Por ocasião da apresentação do Thomson Reuters EIKON, a nova plataforma da Thomson Reuters para a análise dos mercados e para trading, Claudio Salinardi, diretor da Thomson Reuters para os mercados de obrigações, falou à Funds People sobre o que esperar desse mercado nos próximos tempos.

O que é a Thomson Reuters EIKON

A Thomson Reuters EIKON é a nova plataforma financeira, que ajuda os analistas, os investidores e os demais interessados a fazer trading e a analisar o mercado de “forma simples, intuitiva e optimizada”, segundo as palavras do diretor Claudio Salinardi. “Maior intereção, maior facilidade de obter dados e ainda a utilização de chats para trocar de informação”, são algumas das prioridades da Thomson Reuters EIKON.

China, o toiro enraivecido

A China é um mercado apetecível  neste momento. Com a ideia de tornar o yuan renmimbi uma moeda mais forte e com mais presença a nível mundial, já se começaram a fazer emissões no mercado de obrigações nessa moeda a nível mundial.
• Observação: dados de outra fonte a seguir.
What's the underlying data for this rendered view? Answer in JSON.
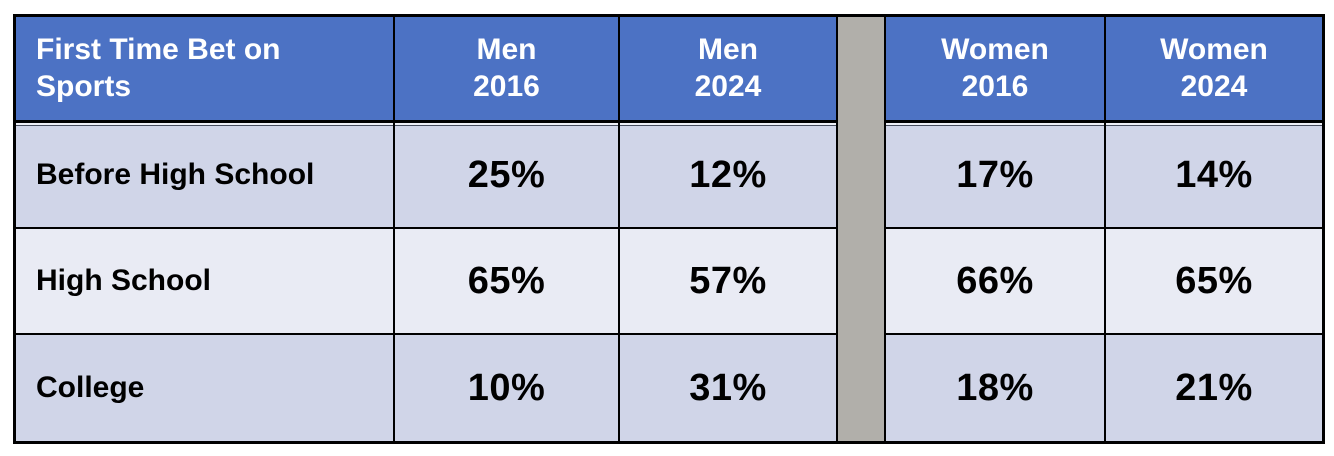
{
  "table": {
    "title": "First Time Bet on\nSports",
    "col_headers": [
      "Men\n2016",
      "Men\n2024",
      "Women\n2016",
      "Women\n2024"
    ],
    "rows": [
      {
        "label": "Before High School",
        "values": [
          "25%",
          "12%",
          "17%",
          "14%"
        ]
      },
      {
        "label": "High School",
        "values": [
          "65%",
          "57%",
          "66%",
          "65%"
        ]
      },
      {
        "label": "College",
        "values": [
          "10%",
          "31%",
          "18%",
          "21%"
        ]
      }
    ]
  },
  "chart_data": {
    "type": "table",
    "title": "First Time Bet on Sports",
    "columns": [
      "Men 2016",
      "Men 2024",
      "Women 2016",
      "Women 2024"
    ],
    "categories": [
      "Before High School",
      "High School",
      "College"
    ],
    "series": [
      {
        "name": "Men 2016",
        "values": [
          25,
          65,
          10
        ]
      },
      {
        "name": "Men 2024",
        "values": [
          12,
          57,
          31
        ]
      },
      {
        "name": "Women 2016",
        "values": [
          17,
          66,
          18
        ]
      },
      {
        "name": "Women 2024",
        "values": [
          14,
          65,
          21
        ]
      }
    ],
    "unit": "%"
  },
  "colors": {
    "header_fill": "#4c72c4",
    "header_text": "#ffffff",
    "row_odd_fill": "#d0d5e8",
    "row_even_fill": "#e9ebf4",
    "separator_fill": "#b1afaa",
    "border": "#000000",
    "body_text": "#000000"
  }
}
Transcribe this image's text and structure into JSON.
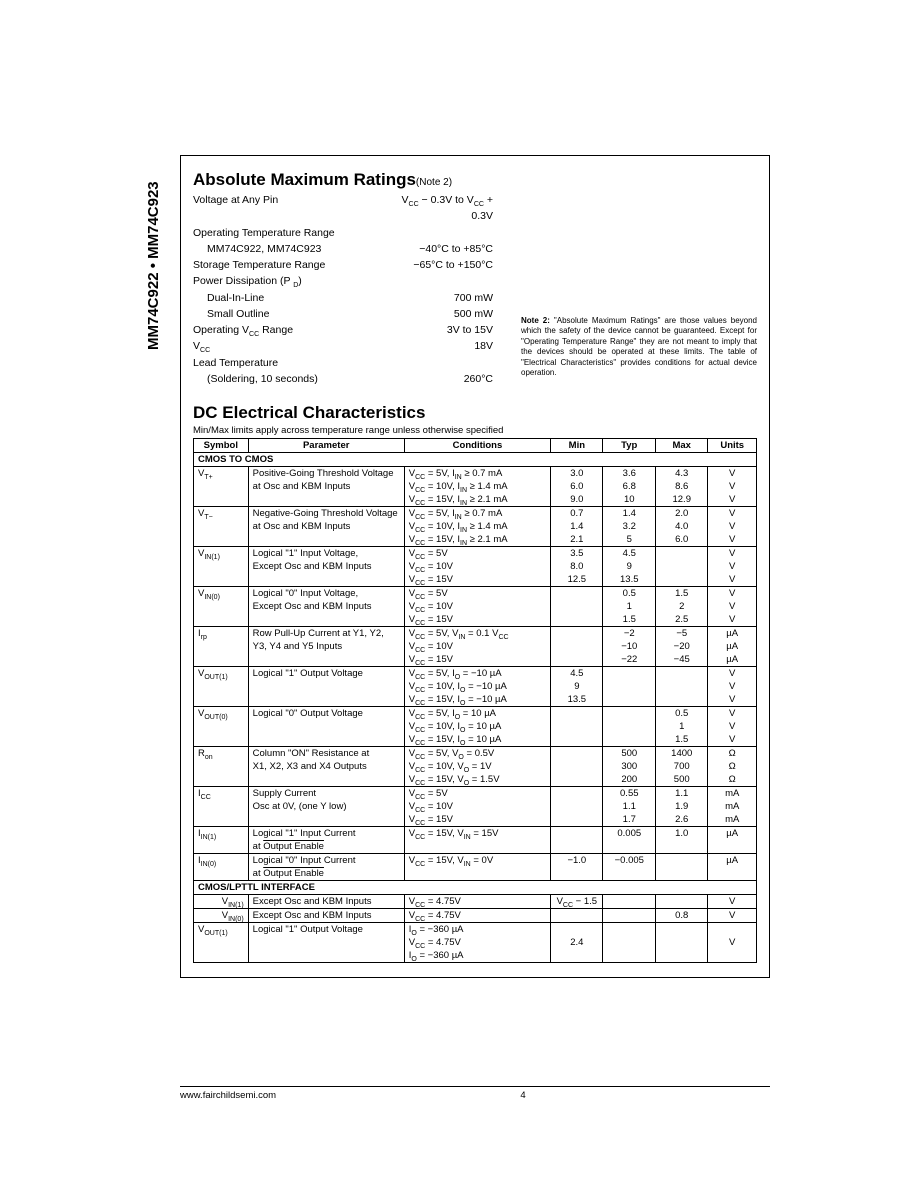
{
  "side_label": "MM74C922 • MM74C923",
  "amr": {
    "title": "Absolute Maximum Ratings",
    "note_ref": "(Note 2)",
    "rows": [
      {
        "label": "Voltage at Any Pin",
        "value_html": "V<sub>CC</sub> − 0.3V to V<sub>CC</sub> + 0.3V",
        "indent": 0
      },
      {
        "label": "Operating Temperature Range",
        "value_html": "",
        "indent": 0
      },
      {
        "label": "MM74C922, MM74C923",
        "value_html": "−40°C to +85°C",
        "indent": 1
      },
      {
        "label": "Storage Temperature Range",
        "value_html": "−65°C to +150°C",
        "indent": 0
      },
      {
        "label_html": "Power Dissipation (P <sub>D</sub>)",
        "value_html": "",
        "indent": 0
      },
      {
        "label": "Dual-In-Line",
        "value_html": "700 mW",
        "indent": 1
      },
      {
        "label": "Small Outline",
        "value_html": "500 mW",
        "indent": 1
      },
      {
        "label_html": "Operating V<sub>CC</sub> Range",
        "value_html": "3V to 15V",
        "indent": 0
      },
      {
        "label_html": "V<sub>CC</sub>",
        "value_html": "18V",
        "indent": 0
      },
      {
        "label": "Lead Temperature",
        "value_html": "",
        "indent": 0
      },
      {
        "label": "(Soldering, 10 seconds)",
        "value_html": "260°C",
        "indent": 1
      }
    ],
    "note2": "<b>Note 2:</b> \"Absolute Maximum Ratings\" are those values beyond which the safety of the device cannot be guaranteed. Except for \"Operating Temperature Range\" they are not meant to imply that the devices should be operated at these limits. The table of \"Electrical Characteristics\" provides conditions for actual device operation."
  },
  "dc": {
    "title": "DC Electrical Characteristics",
    "subhead": "Min/Max limits apply across temperature range unless otherwise specified",
    "headers": [
      "Symbol",
      "Parameter",
      "Conditions",
      "Min",
      "Typ",
      "Max",
      "Units"
    ],
    "groups": [
      {
        "title": "CMOS TO CMOS",
        "rows": [
          {
            "sym_html": "V<sub>T+</sub>",
            "param": "Positive-Going Threshold Voltage",
            "cond_html": "V<sub>CC</sub> = 5V, I<sub>IN</sub> ≥ 0.7 mA",
            "min": "3.0",
            "typ": "3.6",
            "max": "4.3",
            "unit": "V",
            "top": 1
          },
          {
            "sym_html": "",
            "param": "at Osc and KBM Inputs",
            "cond_html": "V<sub>CC</sub> = 10V, I<sub>IN</sub> ≥ 1.4 mA",
            "min": "6.0",
            "typ": "6.8",
            "max": "8.6",
            "unit": "V"
          },
          {
            "sym_html": "",
            "param": "",
            "cond_html": "V<sub>CC</sub> = 15V, I<sub>IN</sub> ≥ 2.1 mA",
            "min": "9.0",
            "typ": "10",
            "max": "12.9",
            "unit": "V"
          },
          {
            "sym_html": "V<sub>T−</sub>",
            "param": "Negative-Going Threshold Voltage",
            "cond_html": "V<sub>CC</sub> = 5V, I<sub>IN</sub> ≥ 0.7 mA",
            "min": "0.7",
            "typ": "1.4",
            "max": "2.0",
            "unit": "V",
            "top": 1
          },
          {
            "sym_html": "",
            "param": "at Osc and KBM Inputs",
            "cond_html": "V<sub>CC</sub> = 10V, I<sub>IN</sub> ≥ 1.4 mA",
            "min": "1.4",
            "typ": "3.2",
            "max": "4.0",
            "unit": "V"
          },
          {
            "sym_html": "",
            "param": "",
            "cond_html": "V<sub>CC</sub> = 15V, I<sub>IN</sub> ≥ 2.1 mA",
            "min": "2.1",
            "typ": "5",
            "max": "6.0",
            "unit": "V"
          },
          {
            "sym_html": "V<sub>IN(1)</sub>",
            "param": "Logical \"1\" Input Voltage,",
            "cond_html": "V<sub>CC</sub> = 5V",
            "min": "3.5",
            "typ": "4.5",
            "max": "",
            "unit": "V",
            "top": 1
          },
          {
            "sym_html": "",
            "param": "Except Osc and KBM Inputs",
            "cond_html": "V<sub>CC</sub> = 10V",
            "min": "8.0",
            "typ": "9",
            "max": "",
            "unit": "V"
          },
          {
            "sym_html": "",
            "param": "",
            "cond_html": "V<sub>CC</sub> = 15V",
            "min": "12.5",
            "typ": "13.5",
            "max": "",
            "unit": "V"
          },
          {
            "sym_html": "V<sub>IN(0)</sub>",
            "param": "Logical \"0\" Input Voltage,",
            "cond_html": "V<sub>CC</sub> = 5V",
            "min": "",
            "typ": "0.5",
            "max": "1.5",
            "unit": "V",
            "top": 1
          },
          {
            "sym_html": "",
            "param": "Except Osc and KBM Inputs",
            "cond_html": "V<sub>CC</sub> = 10V",
            "min": "",
            "typ": "1",
            "max": "2",
            "unit": "V"
          },
          {
            "sym_html": "",
            "param": "",
            "cond_html": "V<sub>CC</sub> = 15V",
            "min": "",
            "typ": "1.5",
            "max": "2.5",
            "unit": "V"
          },
          {
            "sym_html": "I<sub>rp</sub>",
            "param": "Row Pull-Up Current at Y1, Y2,",
            "cond_html": "V<sub>CC</sub> = 5V, V<sub>IN</sub> = 0.1 V<sub>CC</sub>",
            "min": "",
            "typ": "−2",
            "max": "−5",
            "unit": "µA",
            "top": 1
          },
          {
            "sym_html": "",
            "param": "Y3, Y4 and Y5 Inputs",
            "cond_html": "V<sub>CC</sub> = 10V",
            "min": "",
            "typ": "−10",
            "max": "−20",
            "unit": "µA"
          },
          {
            "sym_html": "",
            "param": "",
            "cond_html": "V<sub>CC</sub> = 15V",
            "min": "",
            "typ": "−22",
            "max": "−45",
            "unit": "µA"
          },
          {
            "sym_html": "V<sub>OUT(1)</sub>",
            "param": "Logical \"1\" Output Voltage",
            "cond_html": "V<sub>CC</sub> = 5V, I<sub>O</sub> = −10 µA",
            "min": "4.5",
            "typ": "",
            "max": "",
            "unit": "V",
            "top": 1
          },
          {
            "sym_html": "",
            "param": "",
            "cond_html": "V<sub>CC</sub> = 10V, I<sub>O</sub> = −10 µA",
            "min": "9",
            "typ": "",
            "max": "",
            "unit": "V"
          },
          {
            "sym_html": "",
            "param": "",
            "cond_html": "V<sub>CC</sub> = 15V, I<sub>O</sub> = −10 µA",
            "min": "13.5",
            "typ": "",
            "max": "",
            "unit": "V"
          },
          {
            "sym_html": "V<sub>OUT(0)</sub>",
            "param": "Logical \"0\" Output Voltage",
            "cond_html": "V<sub>CC</sub> = 5V, I<sub>O</sub> = 10 µA",
            "min": "",
            "typ": "",
            "max": "0.5",
            "unit": "V",
            "top": 1
          },
          {
            "sym_html": "",
            "param": "",
            "cond_html": "V<sub>CC</sub> = 10V, I<sub>O</sub> = 10 µA",
            "min": "",
            "typ": "",
            "max": "1",
            "unit": "V"
          },
          {
            "sym_html": "",
            "param": "",
            "cond_html": "V<sub>CC</sub> = 15V, I<sub>O</sub> = 10 µA",
            "min": "",
            "typ": "",
            "max": "1.5",
            "unit": "V"
          },
          {
            "sym_html": "R<sub>on</sub>",
            "param": "Column \"ON\" Resistance at",
            "cond_html": "V<sub>CC</sub> = 5V, V<sub>O</sub> = 0.5V",
            "min": "",
            "typ": "500",
            "max": "1400",
            "unit": "Ω",
            "top": 1
          },
          {
            "sym_html": "",
            "param": "X1, X2, X3 and X4 Outputs",
            "cond_html": "V<sub>CC</sub> = 10V, V<sub>O</sub> = 1V",
            "min": "",
            "typ": "300",
            "max": "700",
            "unit": "Ω"
          },
          {
            "sym_html": "",
            "param": "",
            "cond_html": "V<sub>CC</sub> = 15V, V<sub>O</sub> = 1.5V",
            "min": "",
            "typ": "200",
            "max": "500",
            "unit": "Ω"
          },
          {
            "sym_html": "I<sub>CC</sub>",
            "param": "Supply Current",
            "cond_html": "V<sub>CC</sub> = 5V",
            "min": "",
            "typ": "0.55",
            "max": "1.1",
            "unit": "mA",
            "top": 1
          },
          {
            "sym_html": "",
            "param": "Osc at 0V, (one Y low)",
            "cond_html": "V<sub>CC</sub> = 10V",
            "min": "",
            "typ": "1.1",
            "max": "1.9",
            "unit": "mA"
          },
          {
            "sym_html": "",
            "param": "",
            "cond_html": "V<sub>CC</sub> = 15V",
            "min": "",
            "typ": "1.7",
            "max": "2.6",
            "unit": "mA"
          },
          {
            "sym_html": "I<sub>IN(1)</sub>",
            "param": "Logical \"1\" Input Current",
            "cond_html": "V<sub>CC</sub> = 15V, V<sub>IN</sub> = 15V",
            "min": "",
            "typ": "0.005",
            "max": "1.0",
            "unit": "µA",
            "top": 1
          },
          {
            "sym_html": "",
            "param_html": "at <span class='overline'>Output Enable</span>",
            "cond_html": "",
            "min": "",
            "typ": "",
            "max": "",
            "unit": ""
          },
          {
            "sym_html": "I<sub>IN(0)</sub>",
            "param": "Logical \"0\" Input Current",
            "cond_html": "V<sub>CC</sub> = 15V, V<sub>IN</sub> = 0V",
            "min": "−1.0",
            "typ": "−0.005",
            "max": "",
            "unit": "µA",
            "top": 1
          },
          {
            "sym_html": "",
            "param_html": "at <span class='overline'>Output Enable</span>",
            "cond_html": "",
            "min": "",
            "typ": "",
            "max": "",
            "unit": ""
          }
        ]
      },
      {
        "title": "CMOS/LPTTL INTERFACE",
        "rows": [
          {
            "sym_html": "V<sub>IN(1)</sub>",
            "param": "Except Osc and KBM Inputs",
            "cond_html": "V<sub>CC</sub> = 4.75V",
            "min_html": "V<sub>CC</sub> − 1.5",
            "typ": "",
            "max": "",
            "unit": "V",
            "top": 1,
            "sym_align": "right"
          },
          {
            "sym_html": "V<sub>IN(0)</sub>",
            "param": "Except Osc and KBM Inputs",
            "cond_html": "V<sub>CC</sub> = 4.75V",
            "min": "",
            "typ": "",
            "max": "0.8",
            "unit": "V",
            "top": 1,
            "sym_align": "right"
          },
          {
            "sym_html": "V<sub>OUT(1)</sub>",
            "param": "Logical \"1\" Output Voltage",
            "cond_html": "I<sub>O</sub> = −360 µA",
            "min": "",
            "typ": "",
            "max": "",
            "unit": "",
            "top": 1
          },
          {
            "sym_html": "",
            "param": "",
            "cond_html": "V<sub>CC</sub> = 4.75V",
            "min": "2.4",
            "typ": "",
            "max": "",
            "unit": "V"
          },
          {
            "sym_html": "",
            "param": "",
            "cond_html": "I<sub>O</sub> = −360 µA",
            "min": "",
            "typ": "",
            "max": "",
            "unit": "",
            "last": 1
          }
        ]
      }
    ]
  },
  "footer": {
    "url": "www.fairchildsemi.com",
    "page": "4"
  }
}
Também a abertura, em Hong Kong, da primeira praça para investimentos em moeda chinesa, mostra que a vontade existe e que o primeiro impulso foi dado.

Assim, mostra que os “investidores, na China, são muito ambiciosos, com uma grande perspetiva futura dos seus investimento”, afirma o especialista. Deste modo, não é difícil afirmar que “a China encontra-se, neste momento, num movimento bullish e que existem, também, muitos investidores estrangeiros no país”, continua Claudio Salinardi.

Nos próximos anos, o país precisa de infraestruturas o que poderá ajudar os investimentos no sector da construção, não descurando o consumo”, conclui o especialista.

Aposta mundial

“Entre Europa, Estados Unidos da América e os países emergentes, a minha escolha, em termos de fixed income, vai para os Estados Unidos. Porquê? Porque são os maiores players mundiais, com a economia consolidada”, explica o diretor da Thomson Reuters.

A Europa ainda vive um problema de dívida soberana que se poderá arrastar aos bancos. Já os países da emergentes serão os big players nos próximos anos, no entanto, o crescimento não está estável na maior parte dos países, como é o caso do Brasil”, continua Claudio Salinardi.

Em relação à Rússia, o especialista é mais incisivo, misturando a política com a economia, afirmando que “apesar de ser um mercado libertador, a Rússia tem apenas 7% de investidores estrangeiros. O país precisa de mais abertura política, para conseguir atingir mais objetivos”.